Order

This weekend I’ve been busy trying to put some “order” into my life.  I think it’s partly seasonal–locating and unpacking the cold weather gear–but this year my effort is more radical than usual.

Since I decided to leave academia for good after completing a one-year teaching appointment at the University of Minnesota last academic year, I worked at a local golf course in order to pay my bills and play some golf.  But as I tired of the customer service lifestyle there, I realized I could not continue to put off what I have been talking about doing for some time: making a career of writing.

Both academia and any other work were distractions because focus tended to be on matters (including teaching which I have always had a love-hate relationship with) other than writing. So a few weeks ago I finally said, “Enough!” I quit my golf course job and started preparing to write.
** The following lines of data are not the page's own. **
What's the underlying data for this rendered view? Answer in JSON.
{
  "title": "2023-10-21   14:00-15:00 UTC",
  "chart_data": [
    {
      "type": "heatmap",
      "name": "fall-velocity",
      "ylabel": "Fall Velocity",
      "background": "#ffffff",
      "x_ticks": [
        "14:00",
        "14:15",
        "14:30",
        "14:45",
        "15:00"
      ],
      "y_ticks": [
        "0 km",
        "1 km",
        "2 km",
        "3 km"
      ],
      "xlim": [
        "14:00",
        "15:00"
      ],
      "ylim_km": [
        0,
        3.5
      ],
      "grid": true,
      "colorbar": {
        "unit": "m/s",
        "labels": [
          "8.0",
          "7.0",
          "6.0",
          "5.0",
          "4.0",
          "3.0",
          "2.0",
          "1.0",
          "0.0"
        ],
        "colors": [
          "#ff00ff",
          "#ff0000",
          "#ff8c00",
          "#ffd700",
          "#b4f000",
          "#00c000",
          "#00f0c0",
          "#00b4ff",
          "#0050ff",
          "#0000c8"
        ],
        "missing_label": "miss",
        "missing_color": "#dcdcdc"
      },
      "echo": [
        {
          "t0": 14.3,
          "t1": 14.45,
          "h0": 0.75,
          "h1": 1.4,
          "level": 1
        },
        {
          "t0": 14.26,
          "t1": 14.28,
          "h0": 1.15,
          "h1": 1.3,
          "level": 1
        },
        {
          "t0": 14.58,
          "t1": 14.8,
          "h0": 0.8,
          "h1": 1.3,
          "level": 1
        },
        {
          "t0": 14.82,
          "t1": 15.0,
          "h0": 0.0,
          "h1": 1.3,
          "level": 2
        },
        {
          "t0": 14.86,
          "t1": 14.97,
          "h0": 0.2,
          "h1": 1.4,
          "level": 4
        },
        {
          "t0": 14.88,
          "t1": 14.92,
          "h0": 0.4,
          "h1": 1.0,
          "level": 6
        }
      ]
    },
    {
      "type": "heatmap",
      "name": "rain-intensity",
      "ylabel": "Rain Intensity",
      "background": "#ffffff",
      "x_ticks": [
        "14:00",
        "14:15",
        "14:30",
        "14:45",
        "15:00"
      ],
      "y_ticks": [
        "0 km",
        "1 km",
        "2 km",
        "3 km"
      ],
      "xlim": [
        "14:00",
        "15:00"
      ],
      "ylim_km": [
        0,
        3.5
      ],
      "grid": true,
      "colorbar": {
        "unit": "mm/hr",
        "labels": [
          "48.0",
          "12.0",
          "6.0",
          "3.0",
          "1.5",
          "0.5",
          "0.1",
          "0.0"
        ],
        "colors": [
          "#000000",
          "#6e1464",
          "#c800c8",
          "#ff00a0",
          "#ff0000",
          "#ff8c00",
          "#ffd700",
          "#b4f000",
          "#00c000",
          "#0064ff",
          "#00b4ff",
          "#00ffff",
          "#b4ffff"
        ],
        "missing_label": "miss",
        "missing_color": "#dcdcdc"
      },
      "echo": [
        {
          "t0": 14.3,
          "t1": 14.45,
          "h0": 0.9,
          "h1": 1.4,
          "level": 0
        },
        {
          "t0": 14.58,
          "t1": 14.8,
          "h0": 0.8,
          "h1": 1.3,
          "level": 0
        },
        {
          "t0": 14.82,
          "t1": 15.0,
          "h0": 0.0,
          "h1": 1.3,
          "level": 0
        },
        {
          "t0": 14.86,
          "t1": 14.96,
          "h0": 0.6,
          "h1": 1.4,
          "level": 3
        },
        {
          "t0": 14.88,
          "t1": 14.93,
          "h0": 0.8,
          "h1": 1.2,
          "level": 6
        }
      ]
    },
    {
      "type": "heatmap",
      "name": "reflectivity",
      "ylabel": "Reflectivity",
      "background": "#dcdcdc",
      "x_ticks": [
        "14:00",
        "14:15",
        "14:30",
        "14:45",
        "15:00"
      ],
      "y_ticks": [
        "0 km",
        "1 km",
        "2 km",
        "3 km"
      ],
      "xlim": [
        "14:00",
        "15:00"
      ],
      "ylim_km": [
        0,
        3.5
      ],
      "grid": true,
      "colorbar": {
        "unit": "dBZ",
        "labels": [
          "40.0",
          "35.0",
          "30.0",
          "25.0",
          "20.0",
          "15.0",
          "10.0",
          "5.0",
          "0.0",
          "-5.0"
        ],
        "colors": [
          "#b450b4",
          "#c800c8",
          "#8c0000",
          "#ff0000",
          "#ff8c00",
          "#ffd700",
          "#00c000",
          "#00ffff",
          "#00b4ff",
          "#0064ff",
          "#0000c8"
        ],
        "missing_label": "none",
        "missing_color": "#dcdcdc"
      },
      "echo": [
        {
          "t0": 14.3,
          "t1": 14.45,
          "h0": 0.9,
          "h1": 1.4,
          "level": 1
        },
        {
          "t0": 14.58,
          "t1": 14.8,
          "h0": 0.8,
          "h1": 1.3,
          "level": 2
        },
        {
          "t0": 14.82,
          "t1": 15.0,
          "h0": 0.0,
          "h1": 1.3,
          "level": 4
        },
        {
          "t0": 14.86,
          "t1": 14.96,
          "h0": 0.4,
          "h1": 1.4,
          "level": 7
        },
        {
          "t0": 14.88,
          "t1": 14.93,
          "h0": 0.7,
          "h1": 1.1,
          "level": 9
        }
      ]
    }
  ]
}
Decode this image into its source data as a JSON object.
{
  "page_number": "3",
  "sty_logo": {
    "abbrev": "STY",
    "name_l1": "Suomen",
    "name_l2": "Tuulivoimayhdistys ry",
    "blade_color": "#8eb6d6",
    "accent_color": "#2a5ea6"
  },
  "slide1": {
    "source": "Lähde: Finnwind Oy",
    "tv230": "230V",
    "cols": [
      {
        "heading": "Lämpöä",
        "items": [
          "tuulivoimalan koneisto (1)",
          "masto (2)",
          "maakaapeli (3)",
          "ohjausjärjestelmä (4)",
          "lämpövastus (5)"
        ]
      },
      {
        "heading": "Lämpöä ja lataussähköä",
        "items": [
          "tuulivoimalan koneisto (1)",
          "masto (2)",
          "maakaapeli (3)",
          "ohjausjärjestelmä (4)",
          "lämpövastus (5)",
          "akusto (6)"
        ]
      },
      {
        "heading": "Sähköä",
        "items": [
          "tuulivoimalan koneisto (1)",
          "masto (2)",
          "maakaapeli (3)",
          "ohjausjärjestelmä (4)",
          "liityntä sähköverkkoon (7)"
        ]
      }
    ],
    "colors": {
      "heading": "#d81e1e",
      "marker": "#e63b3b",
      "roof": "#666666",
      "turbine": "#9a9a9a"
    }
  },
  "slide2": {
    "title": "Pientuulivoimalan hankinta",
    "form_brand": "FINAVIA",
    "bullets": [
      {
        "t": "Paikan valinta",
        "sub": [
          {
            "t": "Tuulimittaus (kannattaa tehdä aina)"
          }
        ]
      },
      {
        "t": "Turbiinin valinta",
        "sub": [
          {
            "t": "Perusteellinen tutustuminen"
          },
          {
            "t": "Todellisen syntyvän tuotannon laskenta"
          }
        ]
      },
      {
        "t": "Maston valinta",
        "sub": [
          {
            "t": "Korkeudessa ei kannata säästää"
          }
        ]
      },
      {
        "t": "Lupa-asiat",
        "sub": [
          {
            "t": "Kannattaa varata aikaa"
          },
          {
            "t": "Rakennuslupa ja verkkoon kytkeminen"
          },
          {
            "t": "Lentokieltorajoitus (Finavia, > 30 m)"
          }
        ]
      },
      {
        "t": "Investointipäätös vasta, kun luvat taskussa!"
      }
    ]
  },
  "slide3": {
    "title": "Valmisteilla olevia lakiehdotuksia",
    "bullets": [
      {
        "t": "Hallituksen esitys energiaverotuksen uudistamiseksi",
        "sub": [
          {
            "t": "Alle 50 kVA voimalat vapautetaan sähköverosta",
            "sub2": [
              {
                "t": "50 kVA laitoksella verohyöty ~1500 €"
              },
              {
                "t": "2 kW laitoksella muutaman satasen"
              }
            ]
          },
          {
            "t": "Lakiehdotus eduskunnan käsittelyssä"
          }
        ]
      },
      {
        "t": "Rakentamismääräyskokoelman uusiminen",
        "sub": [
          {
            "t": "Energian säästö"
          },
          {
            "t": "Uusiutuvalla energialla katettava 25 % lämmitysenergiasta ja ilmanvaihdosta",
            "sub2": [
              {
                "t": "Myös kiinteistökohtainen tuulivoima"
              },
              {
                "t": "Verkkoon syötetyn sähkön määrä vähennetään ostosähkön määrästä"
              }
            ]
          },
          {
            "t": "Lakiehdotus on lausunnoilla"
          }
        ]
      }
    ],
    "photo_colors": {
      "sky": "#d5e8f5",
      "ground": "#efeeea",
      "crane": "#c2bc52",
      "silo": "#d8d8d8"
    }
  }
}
Since then I have been focused on developing this site and am in the process of looking for writing gigs to help me maintain my focus and practice my writing in a more rigorous, steady fashion.

So when I say that I have been “ordering” my life, I am quite serious.  I have been organizing everything in my living spaces to support my writing.  I want to know where everything is so that when I want or need something it will be readily accessible. This will help me keep my focus and clarity of thought.  I believe and hope my writing will improve over these first few halting attempts to express myself after years of not writing nor wanting to write.

While I was cleaning closets, unpacking and repacking and tossing boxes, and deciding what to keep and throw out, I caught the movie “Good Will Hunting” starring Robin Williams and Matt Damon in progress.  No matter that I didn’t watch it from the start because I’ve seen it many times before, often like today, in progress, on a Sunday.

It reminds me in it’s sappy heroic way, the way many of Damon’s starring roles do for me, that one must follow the heart’s desires.  And that means opening oneself up to other people, opportunities, and challenges.  The path is not perfect nor always pristine or beautiful, it’s the farts in a loved one’s sleep (as Williams’ character recounts about his deceased wife) that are full of enduring meaning as one moves along life’s path, or, as I like to think of it, as one is taken by the river.

I remember that when I am fly fishing on a stream.  To be at peace, to find fulfillment whether or not I catch any fish, I must pay attention to the river.  Not only for my safety, if the water is running strong and swift, but to assess where the fish might be holding.

But I have not been as passionate about writing and its possibilities in my life as I have been about fly fishing, for being in the “real” stream.  I believe and feel that now is my time to enter the stream that is “writing,” to open myself fully to the possibilities and challenges that await me there.